Among the things that did not change around us after our relocation to Chicago was the winter precipitation, a.k.a. snow. We had a decent winter storm this week and are bracing for another one this weekend. As I was looking outside this morning, sipping tea, I admired how beautiful and pristine the snow looked and how it made everything it covered look beautiful. It covers everything, dying or dead, frozen underneath and hides the ugly winter landscape. Looks beautiful till you have to deal with it. Get rid of it. Shovel it. 

Then, I realized it is a similar phenomenon to excess inventory. Excess inventory hides so many ugly aspects, which are a challenge for many organizations. And with this “linking thought,” my mind wandered from philosophical thought into a mathematical formulation. But this time, it was not around inventory. It was around transportation.

We moved from a rural area in Massachusetts to a city in Illinois. Large cities and towns have their own challenges. One such challenge is to optimize snow removal during and after a snowstorm. The “mathematical formulation” thought was around how technology can help cities further optimize this operation.

I observed that snow plows were tackling streets based on a particular hierarchy. So, I decided to research a bit more. What I found was common sense-driven but optimal to a certain extent. You tackle the busiest streets first, so the hierarchy is highways, then streets. Lanes, circles, and other less busy roads are the last. This approach made perfect sense. However, this one also has constraints like all the other mathematical formulation problems. There is a constraint on the number of snow plows available. So, even with the existing hierarchy, there needs to be sub-hierarchies. How do you decide which stretch of an interstate to clear first?

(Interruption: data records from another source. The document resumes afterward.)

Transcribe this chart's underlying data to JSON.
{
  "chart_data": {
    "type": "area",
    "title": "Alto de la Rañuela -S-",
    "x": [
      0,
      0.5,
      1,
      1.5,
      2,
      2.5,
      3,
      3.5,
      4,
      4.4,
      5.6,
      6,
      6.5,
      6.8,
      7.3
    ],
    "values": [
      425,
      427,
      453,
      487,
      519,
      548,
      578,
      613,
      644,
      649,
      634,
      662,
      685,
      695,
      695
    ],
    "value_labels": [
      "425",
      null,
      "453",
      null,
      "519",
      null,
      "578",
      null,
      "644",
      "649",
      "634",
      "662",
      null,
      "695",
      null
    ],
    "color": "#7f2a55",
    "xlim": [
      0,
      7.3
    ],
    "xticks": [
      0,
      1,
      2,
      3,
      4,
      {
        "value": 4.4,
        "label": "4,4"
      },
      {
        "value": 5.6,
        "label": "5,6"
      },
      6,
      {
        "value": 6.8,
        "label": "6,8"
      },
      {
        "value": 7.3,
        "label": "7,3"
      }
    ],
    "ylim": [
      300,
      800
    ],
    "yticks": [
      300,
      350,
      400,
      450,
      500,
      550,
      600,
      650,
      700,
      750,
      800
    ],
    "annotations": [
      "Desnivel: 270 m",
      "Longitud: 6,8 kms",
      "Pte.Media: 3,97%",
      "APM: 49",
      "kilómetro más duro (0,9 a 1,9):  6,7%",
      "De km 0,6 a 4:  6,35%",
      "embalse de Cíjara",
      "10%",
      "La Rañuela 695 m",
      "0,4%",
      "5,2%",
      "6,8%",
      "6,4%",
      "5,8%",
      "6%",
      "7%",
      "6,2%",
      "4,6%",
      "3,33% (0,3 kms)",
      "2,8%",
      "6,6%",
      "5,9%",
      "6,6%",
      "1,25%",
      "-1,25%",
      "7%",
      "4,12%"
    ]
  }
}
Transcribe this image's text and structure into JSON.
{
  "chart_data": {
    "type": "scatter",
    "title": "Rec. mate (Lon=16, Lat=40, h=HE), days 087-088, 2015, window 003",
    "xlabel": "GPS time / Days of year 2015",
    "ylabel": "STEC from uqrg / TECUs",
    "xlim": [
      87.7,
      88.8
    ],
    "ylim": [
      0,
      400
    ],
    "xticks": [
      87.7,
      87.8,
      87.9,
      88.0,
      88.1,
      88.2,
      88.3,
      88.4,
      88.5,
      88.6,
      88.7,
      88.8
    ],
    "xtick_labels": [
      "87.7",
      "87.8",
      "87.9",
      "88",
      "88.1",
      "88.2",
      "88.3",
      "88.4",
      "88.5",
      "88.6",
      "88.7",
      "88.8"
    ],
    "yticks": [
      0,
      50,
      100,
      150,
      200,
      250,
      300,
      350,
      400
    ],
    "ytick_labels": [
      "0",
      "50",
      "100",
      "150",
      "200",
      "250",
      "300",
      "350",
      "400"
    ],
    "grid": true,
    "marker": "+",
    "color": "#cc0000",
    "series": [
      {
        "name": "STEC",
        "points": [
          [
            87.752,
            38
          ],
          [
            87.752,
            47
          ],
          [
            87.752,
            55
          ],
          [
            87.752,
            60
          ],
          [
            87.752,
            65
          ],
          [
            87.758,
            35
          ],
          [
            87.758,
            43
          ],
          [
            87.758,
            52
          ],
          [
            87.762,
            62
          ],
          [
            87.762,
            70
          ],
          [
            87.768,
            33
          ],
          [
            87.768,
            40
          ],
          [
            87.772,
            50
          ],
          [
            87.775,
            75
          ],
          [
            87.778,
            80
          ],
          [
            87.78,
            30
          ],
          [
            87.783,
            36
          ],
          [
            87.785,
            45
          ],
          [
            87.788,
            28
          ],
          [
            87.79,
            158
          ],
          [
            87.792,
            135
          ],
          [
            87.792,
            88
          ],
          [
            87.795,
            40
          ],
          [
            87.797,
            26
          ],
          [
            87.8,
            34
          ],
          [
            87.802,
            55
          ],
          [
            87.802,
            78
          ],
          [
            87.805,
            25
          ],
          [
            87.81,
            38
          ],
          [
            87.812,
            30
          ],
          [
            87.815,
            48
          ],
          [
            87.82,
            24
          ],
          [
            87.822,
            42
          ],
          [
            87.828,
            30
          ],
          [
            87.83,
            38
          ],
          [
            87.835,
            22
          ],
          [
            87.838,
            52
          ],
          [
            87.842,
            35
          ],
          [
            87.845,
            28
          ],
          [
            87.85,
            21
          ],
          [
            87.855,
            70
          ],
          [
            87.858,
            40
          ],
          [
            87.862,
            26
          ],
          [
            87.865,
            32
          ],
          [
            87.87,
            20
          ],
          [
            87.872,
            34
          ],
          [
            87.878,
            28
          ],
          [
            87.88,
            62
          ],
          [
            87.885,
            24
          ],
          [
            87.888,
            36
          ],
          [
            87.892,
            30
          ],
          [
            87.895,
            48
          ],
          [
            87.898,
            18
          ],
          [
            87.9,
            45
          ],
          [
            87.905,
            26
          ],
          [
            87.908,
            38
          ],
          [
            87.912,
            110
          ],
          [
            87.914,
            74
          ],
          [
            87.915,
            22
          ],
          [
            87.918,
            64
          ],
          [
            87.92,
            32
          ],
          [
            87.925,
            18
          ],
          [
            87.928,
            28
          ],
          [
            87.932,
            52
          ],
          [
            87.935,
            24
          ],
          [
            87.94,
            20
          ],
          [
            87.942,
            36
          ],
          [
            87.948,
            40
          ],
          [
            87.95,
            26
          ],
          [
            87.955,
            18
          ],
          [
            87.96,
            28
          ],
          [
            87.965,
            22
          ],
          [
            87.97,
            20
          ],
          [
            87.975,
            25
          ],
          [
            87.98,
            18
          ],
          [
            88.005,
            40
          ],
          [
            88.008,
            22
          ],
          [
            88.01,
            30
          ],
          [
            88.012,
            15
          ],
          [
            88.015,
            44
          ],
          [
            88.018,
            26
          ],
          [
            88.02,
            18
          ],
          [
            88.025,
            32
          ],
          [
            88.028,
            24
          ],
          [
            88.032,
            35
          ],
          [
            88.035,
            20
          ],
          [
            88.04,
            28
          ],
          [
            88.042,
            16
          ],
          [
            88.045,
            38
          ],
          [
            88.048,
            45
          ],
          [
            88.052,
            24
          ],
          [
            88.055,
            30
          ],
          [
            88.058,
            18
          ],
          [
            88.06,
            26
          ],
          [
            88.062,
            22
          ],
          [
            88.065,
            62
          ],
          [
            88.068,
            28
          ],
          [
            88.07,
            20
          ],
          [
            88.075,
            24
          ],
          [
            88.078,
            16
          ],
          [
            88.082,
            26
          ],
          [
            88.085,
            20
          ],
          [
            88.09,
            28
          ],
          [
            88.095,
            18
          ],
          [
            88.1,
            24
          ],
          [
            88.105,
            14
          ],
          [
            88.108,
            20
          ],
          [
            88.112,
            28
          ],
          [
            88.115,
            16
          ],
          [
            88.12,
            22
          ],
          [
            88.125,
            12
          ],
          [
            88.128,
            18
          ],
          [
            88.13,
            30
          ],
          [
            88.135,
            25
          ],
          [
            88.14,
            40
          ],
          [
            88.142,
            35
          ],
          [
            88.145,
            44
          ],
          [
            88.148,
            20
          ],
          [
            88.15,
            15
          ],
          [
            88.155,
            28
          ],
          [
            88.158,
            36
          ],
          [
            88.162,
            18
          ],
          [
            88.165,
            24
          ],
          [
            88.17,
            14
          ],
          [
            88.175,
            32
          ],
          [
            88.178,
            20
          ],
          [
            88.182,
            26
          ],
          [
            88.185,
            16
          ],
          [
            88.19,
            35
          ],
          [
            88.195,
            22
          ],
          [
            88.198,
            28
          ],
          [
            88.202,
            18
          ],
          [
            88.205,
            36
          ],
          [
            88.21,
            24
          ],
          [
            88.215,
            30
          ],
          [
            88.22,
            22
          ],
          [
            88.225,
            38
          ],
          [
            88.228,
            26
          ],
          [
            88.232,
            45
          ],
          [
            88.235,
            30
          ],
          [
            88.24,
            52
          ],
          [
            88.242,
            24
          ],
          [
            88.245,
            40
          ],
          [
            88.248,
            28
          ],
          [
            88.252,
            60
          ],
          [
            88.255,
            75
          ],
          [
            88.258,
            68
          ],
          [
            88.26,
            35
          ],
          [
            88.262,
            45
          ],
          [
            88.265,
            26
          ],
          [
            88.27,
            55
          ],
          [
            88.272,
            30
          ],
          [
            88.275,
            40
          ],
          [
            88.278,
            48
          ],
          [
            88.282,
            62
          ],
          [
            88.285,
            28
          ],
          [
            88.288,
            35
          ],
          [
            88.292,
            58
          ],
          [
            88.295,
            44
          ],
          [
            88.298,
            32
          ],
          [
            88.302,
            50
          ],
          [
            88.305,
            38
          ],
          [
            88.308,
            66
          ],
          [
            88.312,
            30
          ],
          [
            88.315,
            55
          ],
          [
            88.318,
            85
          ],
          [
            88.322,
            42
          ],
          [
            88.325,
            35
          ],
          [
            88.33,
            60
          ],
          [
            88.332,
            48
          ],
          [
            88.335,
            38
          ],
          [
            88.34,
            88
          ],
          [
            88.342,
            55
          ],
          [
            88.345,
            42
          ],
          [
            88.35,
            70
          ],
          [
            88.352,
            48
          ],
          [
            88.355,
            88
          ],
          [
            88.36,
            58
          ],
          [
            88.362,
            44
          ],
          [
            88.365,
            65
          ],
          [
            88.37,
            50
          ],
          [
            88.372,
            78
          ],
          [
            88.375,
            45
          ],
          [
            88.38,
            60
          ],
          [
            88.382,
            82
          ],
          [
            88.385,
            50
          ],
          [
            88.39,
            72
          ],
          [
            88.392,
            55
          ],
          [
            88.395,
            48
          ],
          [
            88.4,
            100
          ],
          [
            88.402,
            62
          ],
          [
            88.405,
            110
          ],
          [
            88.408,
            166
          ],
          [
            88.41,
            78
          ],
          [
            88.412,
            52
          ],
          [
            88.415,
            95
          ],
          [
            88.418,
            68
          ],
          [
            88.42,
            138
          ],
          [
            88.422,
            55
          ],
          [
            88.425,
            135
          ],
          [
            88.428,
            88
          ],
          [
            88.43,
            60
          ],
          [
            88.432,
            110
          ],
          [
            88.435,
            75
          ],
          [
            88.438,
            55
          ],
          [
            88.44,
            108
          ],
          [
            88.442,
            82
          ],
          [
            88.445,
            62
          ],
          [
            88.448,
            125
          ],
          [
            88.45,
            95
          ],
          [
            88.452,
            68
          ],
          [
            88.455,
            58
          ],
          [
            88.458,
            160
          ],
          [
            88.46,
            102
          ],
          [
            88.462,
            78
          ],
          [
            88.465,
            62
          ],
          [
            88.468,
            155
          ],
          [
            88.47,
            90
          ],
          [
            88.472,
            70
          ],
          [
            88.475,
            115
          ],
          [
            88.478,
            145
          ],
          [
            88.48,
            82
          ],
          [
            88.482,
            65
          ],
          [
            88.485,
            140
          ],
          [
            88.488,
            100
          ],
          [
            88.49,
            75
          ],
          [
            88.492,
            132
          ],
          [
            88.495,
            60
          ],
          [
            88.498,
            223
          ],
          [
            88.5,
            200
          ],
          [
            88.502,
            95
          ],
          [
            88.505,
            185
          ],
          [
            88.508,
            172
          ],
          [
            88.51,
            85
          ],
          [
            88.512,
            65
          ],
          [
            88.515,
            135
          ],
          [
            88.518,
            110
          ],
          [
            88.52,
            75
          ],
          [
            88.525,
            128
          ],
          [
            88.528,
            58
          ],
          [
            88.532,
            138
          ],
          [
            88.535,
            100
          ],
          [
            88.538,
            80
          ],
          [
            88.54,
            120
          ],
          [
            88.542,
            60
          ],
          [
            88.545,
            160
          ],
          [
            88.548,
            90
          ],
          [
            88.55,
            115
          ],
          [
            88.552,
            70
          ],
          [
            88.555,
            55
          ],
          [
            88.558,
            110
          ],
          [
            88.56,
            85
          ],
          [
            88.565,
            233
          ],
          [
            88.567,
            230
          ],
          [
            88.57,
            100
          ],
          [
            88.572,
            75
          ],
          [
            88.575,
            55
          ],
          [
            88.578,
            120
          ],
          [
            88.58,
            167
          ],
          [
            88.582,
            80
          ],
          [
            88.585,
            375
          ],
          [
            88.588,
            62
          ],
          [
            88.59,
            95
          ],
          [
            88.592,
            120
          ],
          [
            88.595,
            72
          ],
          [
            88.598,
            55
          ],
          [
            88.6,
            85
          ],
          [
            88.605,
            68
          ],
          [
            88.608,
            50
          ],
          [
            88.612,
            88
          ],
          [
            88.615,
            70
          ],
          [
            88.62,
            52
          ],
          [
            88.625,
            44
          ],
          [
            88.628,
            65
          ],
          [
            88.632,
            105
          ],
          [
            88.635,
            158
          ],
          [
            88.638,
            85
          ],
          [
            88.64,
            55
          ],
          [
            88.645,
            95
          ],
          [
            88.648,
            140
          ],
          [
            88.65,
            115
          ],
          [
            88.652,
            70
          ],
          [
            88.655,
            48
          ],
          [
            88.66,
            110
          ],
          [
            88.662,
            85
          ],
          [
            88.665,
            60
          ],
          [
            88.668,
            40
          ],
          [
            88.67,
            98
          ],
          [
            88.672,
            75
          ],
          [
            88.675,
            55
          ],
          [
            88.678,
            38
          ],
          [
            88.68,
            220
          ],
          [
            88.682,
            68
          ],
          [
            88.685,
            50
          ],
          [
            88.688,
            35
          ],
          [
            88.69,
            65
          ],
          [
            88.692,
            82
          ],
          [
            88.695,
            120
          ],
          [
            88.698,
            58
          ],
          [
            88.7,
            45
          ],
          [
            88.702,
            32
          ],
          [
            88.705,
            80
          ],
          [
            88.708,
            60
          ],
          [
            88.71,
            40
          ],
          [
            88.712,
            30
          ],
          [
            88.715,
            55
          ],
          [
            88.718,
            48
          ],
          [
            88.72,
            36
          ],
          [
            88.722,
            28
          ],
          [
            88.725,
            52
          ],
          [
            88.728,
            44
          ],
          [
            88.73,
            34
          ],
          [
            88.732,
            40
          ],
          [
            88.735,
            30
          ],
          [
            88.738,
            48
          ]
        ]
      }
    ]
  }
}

With my limited knowledge of public utilities operations, I assume someone manually leverages real-time weather information and then dispatches and directs plow routes based on how the storm hits certain areas. While this process works, this might not always be optimal. In my analytics career, I have worked on many transportation transformation processes where the bottleneck was the dispatch operations. Not because they were not efficient or productive. But, as humans, our ability to absorb many information sources and process them simultaneously to output an optimal result is limited.

And this is where AI can help.

We can develop an AI-paired optimization algorithm to help navigate the complexity of real-time, dynamic dispatching. These algorithms can also make a powerful impact in the corporate sector, wherever real-time dispatching is leveraged. Every input source, currently in the form of papers, phone calls, emails, etc., can be re-engineered to work seamlessly with such a solution.

In this specific example, the current location of plows, their capacities/capabilities, GIS data paired with weather data, information extracted from calls to an automated line, email extracts, and publicly available data (like a local news channel reporting on a traffic snarl on a particular street due to snow accumulation) can be processed in seconds, to ensure that despite the mayhem, the city can provide maximum coverage with the amount of resources that are available to it.

Ah- the beauty of technology! And after this thought, I was back to finishing my tea and admiring the pristine snow outside my window.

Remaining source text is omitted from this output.